Friday, August 10, 2012

Mother-in-law's silk blankets

Late July of 1984 was as unbearably hot as it is these days. Did we really have to get married in such sweltering heat? Six months earlier, my husband and I had simply signed a marriage license at New York City Hall. We couldn't imagine holding a full wedding like other people. But under pressure from both sets of parents, we reluctantly agreed and flew to Los Angeles, where his family lived, to have a ceremony.

The wedding was held at a small church that my sister-in-law attended. We chose it after promising the pastor that we’d study the Bible and get baptized after marriage. My younger sister-in-law, a fashion design major, took care of the dress and makeup. My older sister-in-law, a painter, helped too. My brother-in-law, who studied photography, handled the flowers and pictures. My father-in-law, who had spent his life cooking Western food while working at the northernmost edge of Alaska near the Arctic Ocean, prepared the cake and food with his own hands. I just did as my in-laws told me to. We didn’t even go on a honeymoon.

My parents were thrilled their 30-year-old daughter was finally getting married. They brought two huge immigration suitcases filled with wedding gifts, the traditional yedan. I didn’t even bother to check what was inside. As soon as the wedding was over, I flew straight back to New York.

Over the next 28 years of marriage, I slowly learned what had been in those giant suitcases—through long phone calls with my mother-in-law. Every weekend, she would talk for about an hour, often recalling the horrific moments she had lived through, as if they were scenes from an old film. One of her most frequent stories was about the winter she spent as a war refugee. She always started with how bitterly cold it was.

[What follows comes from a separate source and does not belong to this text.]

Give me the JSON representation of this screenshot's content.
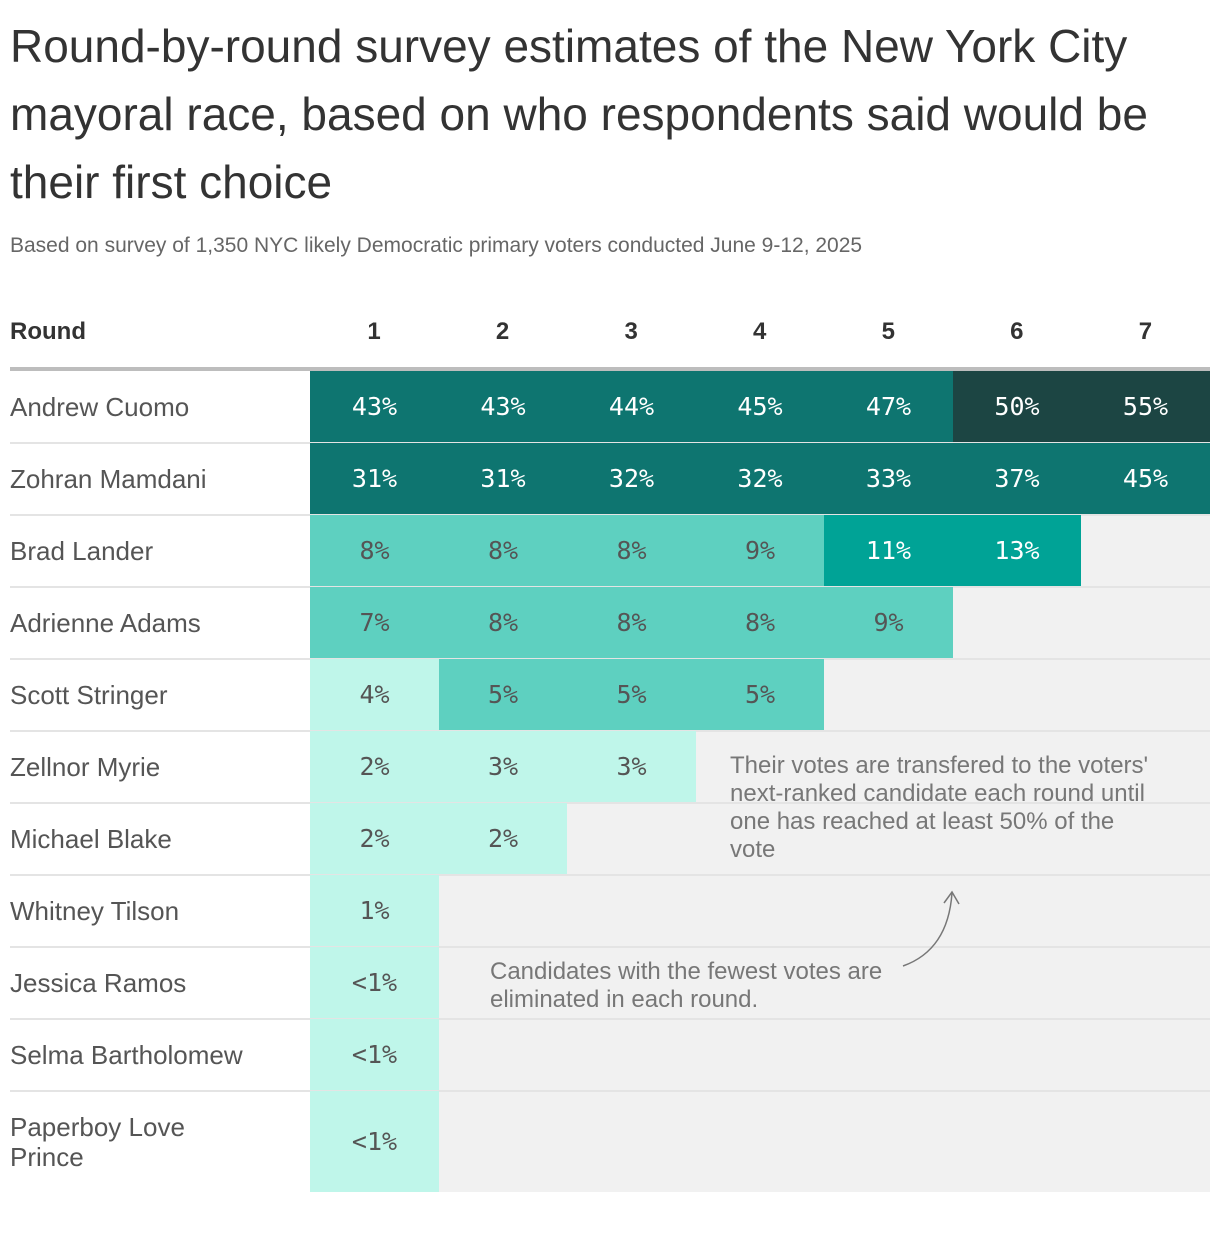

She told me about the time her young daughter died and she had to bury her in the snow-covered ground. She dug the frozen earth herself, but when she looked back, she realized the ground was too shallow—her child’s pale limbs were still visible above the dirt.
“Mother, how did you go on living after burying your child like that?” I once asked.
“The others were starving. I had to survive for their sake,” she said. Then she went on to describe how she almost died giving birth to my husband, how she used to break ice to wash diapers in the stream, how her hands stung from the cold. She remembers winter more vividly than summer. And she loves warm quilts.
“The silk comforter your mother gave me as part of your yedan—it’s the warmest thing I’ve ever had. I still use it. That silk is the finest I’ve ever seen in my life. And that delicate ramie quilt for spring and autumn, it’s so beautiful I couldn’t bear to use it for years. But lately I’ve been using it, thinking, ‘What’s the point in saving it when I might die any day?’ I stare at the embroidered patterns before falling asleep, they’re just so lovely. Even the thin hemp summer quilt is perfect and cool.”
She didn’t get a mink coat or a designer bag from me—but she still talks lovingly about those quilts I brought when I got married. And every time I hear her say that, I think:
“I guess I did marry into a good family.”

My father, who still lives in Seoul, once told me:
“If you had gotten married in Seoul, we would’ve spent a fortune. These days, if you brought a yedan like that, you’d be laughed at. You’re lucky your in-laws are kind, humble people without greed. Take good care of them.”

As a mother of two sons myself, I think that when the time comes for me to meet my daughters-in-law, I’ll forget yedan even existed. If the couple helps each other and lives happily together, that’s the real gift—and the real act of devotion.